Metagenomics with Compressive Sensing

This is an article in our series on Faculty Researchers. This series of articles will highlight mathematics faculty research contributions within the various curricular areas in the mathematics department.

You may have heard buzz words like big data, artificial intelligence, and machine learning used a lot recently. Have you ever wondered how scientists, researchers, and companies actually use big data or machine learning in order to understand their area of interest? In fact, mathematics and mathematical algorithms underlie many, if not all, of the computational approaches that are used to understand so-called big data. Assistant Professor David Koslicki is among those researchers developing the techniques necessary to understand the world around us through the use of data. In particular, Koslicki develops computational techniques used by biologists to help them better understand sequencing data: DNA, proteins, genes, genomes, and the like.

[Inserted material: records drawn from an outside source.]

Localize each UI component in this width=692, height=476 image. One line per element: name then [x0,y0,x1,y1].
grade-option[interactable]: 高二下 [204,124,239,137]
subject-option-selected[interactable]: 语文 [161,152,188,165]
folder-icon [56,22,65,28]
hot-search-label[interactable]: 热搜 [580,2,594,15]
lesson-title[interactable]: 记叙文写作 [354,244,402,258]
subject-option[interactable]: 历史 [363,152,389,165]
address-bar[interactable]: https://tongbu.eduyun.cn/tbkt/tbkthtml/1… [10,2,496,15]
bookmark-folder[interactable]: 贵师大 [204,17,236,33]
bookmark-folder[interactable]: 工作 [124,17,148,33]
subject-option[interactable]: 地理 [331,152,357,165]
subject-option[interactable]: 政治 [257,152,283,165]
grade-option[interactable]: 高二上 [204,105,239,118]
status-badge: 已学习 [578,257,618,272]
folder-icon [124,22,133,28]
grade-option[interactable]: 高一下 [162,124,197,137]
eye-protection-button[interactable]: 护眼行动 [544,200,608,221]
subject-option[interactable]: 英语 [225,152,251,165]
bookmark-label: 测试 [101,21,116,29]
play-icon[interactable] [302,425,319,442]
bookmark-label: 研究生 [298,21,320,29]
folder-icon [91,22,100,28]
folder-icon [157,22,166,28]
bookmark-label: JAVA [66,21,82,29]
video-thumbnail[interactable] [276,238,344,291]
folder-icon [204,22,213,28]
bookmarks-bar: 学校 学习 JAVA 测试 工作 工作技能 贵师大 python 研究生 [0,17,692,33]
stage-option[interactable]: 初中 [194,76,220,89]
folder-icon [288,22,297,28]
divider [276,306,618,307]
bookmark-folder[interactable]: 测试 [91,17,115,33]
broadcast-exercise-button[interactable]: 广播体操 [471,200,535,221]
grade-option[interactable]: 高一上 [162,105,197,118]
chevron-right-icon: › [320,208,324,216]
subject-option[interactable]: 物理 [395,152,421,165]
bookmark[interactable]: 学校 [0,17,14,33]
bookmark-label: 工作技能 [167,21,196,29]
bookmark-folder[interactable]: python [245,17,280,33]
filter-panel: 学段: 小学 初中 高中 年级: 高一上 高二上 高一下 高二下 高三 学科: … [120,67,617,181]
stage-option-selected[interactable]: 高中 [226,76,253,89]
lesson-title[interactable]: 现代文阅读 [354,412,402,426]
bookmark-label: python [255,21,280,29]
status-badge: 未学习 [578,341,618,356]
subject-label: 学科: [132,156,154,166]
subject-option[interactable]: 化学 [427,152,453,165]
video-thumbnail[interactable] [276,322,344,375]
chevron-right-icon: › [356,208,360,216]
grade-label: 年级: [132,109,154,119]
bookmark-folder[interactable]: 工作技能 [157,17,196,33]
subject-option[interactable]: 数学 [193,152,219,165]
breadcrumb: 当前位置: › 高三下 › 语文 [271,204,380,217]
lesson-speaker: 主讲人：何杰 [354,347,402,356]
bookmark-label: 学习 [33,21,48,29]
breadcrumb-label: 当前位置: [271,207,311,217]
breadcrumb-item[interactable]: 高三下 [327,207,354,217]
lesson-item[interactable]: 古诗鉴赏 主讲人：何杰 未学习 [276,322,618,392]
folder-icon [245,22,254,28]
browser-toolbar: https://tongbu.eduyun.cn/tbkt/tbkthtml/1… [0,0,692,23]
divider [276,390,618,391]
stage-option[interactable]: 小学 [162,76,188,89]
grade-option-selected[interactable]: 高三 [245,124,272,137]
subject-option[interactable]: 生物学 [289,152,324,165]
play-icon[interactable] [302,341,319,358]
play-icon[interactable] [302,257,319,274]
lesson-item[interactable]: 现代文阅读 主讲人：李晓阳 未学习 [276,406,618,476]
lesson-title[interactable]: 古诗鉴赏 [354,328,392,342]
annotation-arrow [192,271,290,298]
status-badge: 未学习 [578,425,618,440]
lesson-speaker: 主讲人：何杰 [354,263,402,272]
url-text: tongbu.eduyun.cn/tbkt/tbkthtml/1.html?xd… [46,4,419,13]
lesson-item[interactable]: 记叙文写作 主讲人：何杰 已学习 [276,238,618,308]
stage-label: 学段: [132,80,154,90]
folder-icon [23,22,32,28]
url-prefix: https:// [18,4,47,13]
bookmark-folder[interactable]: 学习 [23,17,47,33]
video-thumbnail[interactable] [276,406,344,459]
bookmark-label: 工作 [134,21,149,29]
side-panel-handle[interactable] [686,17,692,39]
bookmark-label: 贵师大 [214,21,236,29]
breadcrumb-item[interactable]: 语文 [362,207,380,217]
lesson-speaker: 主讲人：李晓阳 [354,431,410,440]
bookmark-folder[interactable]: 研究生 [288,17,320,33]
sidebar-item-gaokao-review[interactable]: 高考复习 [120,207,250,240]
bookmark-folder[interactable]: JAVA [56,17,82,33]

One project, recently funded by the National Science Foundation (NSF), has the goal of determining what bacteria and microbes are present in an environmental sample by looking at the genomes of the microbes. It turns out, most microbes can’t be cultured: we don’t know the exact conditions required to grow enough of them so we could look at them in a microscope. Instead, we can extract DNA from the microbes and use this to figure out which microbes are present and what they are doing. This sequencing of DNA results in gigabytes to terabytes of information. So how is a biologist supposed to understand such a large set of data? Koslicki uses an approach based on ideas from a mathematical field called compressed sensing. In particular, Koslicki defines a model, based on linear algebra, such that the question “what microbes are present” is reduced to solving a particular system of equations. Of course, such an approach is only useful if the results can be returned in a timely fashion. This is especially important in the medical field: if you’re sick with a bacterial infection, the doctor wants to know as quickly as possible what bacteria are causing the infection. Hence, Koslicki has developed a set of algorithms that can quickly solve the relevant system of equations without using too many computational resources.

“I've enjoyed working on metagenomic problems, and computational biology in general, as this is a great area in which newly developed mathematics can make significant contributions to pressing real-world issues.”

This and related work of Koslicki has been featured in venues ranging from mathematical journals, to widely-read biology journals such as Nature, and even popular press and newspaper articles.